Sir Michael was speaking at the North of England Education Conference in Nottingham, where he also questioned the quality of teacher training on offer in many universities and criticised the support given by schools to newly qualified teachers (NQTs). Too often, he said, training providers were sending NQTs into the classroom unprepared.
“It is a national scandal that we invest so much in teacher training and yet an estimated 40 per cent of new entrants leave within five years,” Sir Michael added.
The figures mean that Ofsted will be “much tougher” on training providers, as well as schools, who do not support NQTs starting out in the classroom. From September, every Section 5 inspection will seek the views of NQTs to hear how well-supported they are by their school and their training provider, which will then be reflected in the provider’s overall inspection grade.

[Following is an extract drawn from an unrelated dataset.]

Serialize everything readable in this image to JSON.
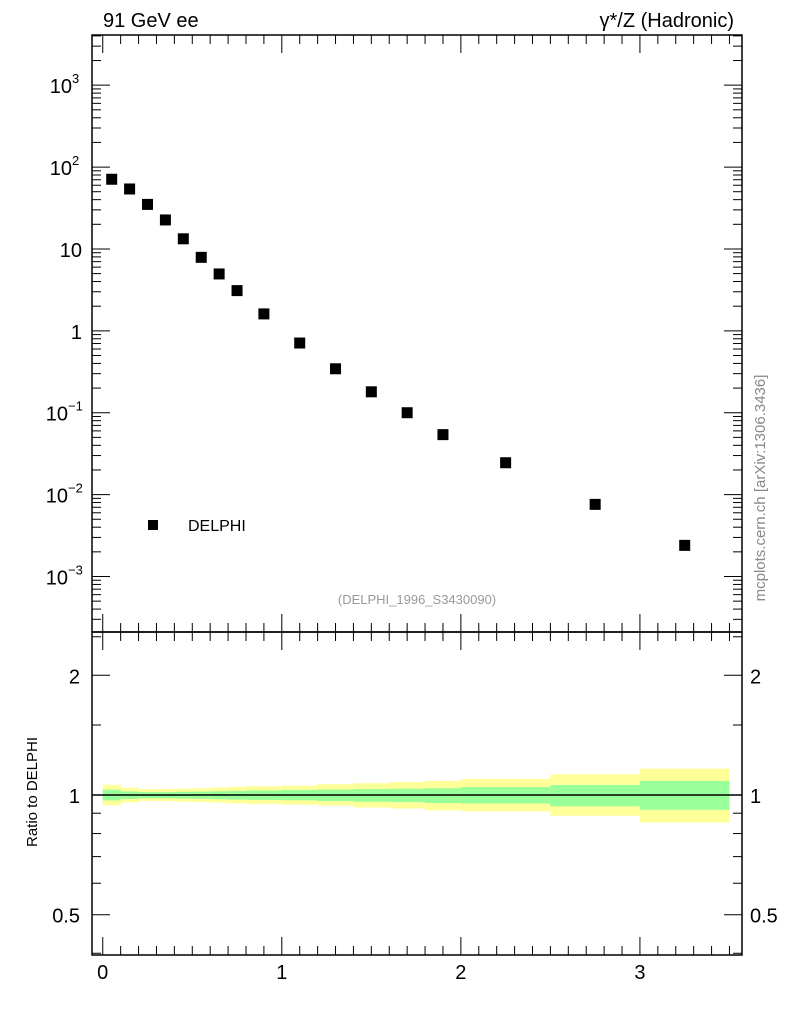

One response to this I found particularly striking was a tweet I saw from GuardianTeach writer Mike Britland, who wrote: ‘Not a staff room moaner but why doesn’t Wilshaw look at current pay, conditions & talking down of teachers as a reason for the dropouts?’ It is no secret that teaching is a heavily underpaid profession, given how important it is to the economy and jobs market. It doesn’t help that we are relentlessly being attacked by Wilshaw, which will reduce our morale. But Wilshaw in a way does have a point. Training providers must be able to support NQTs etc, but what he said isn’t true for all providers. I would love to see him go through a current teacher training course and see how ‘unprepared’ he is after he leaves. Might be quite a shock. I would love to see him and Gove in a classroom and observe them teaching a lesson, given that they determine how our profession works.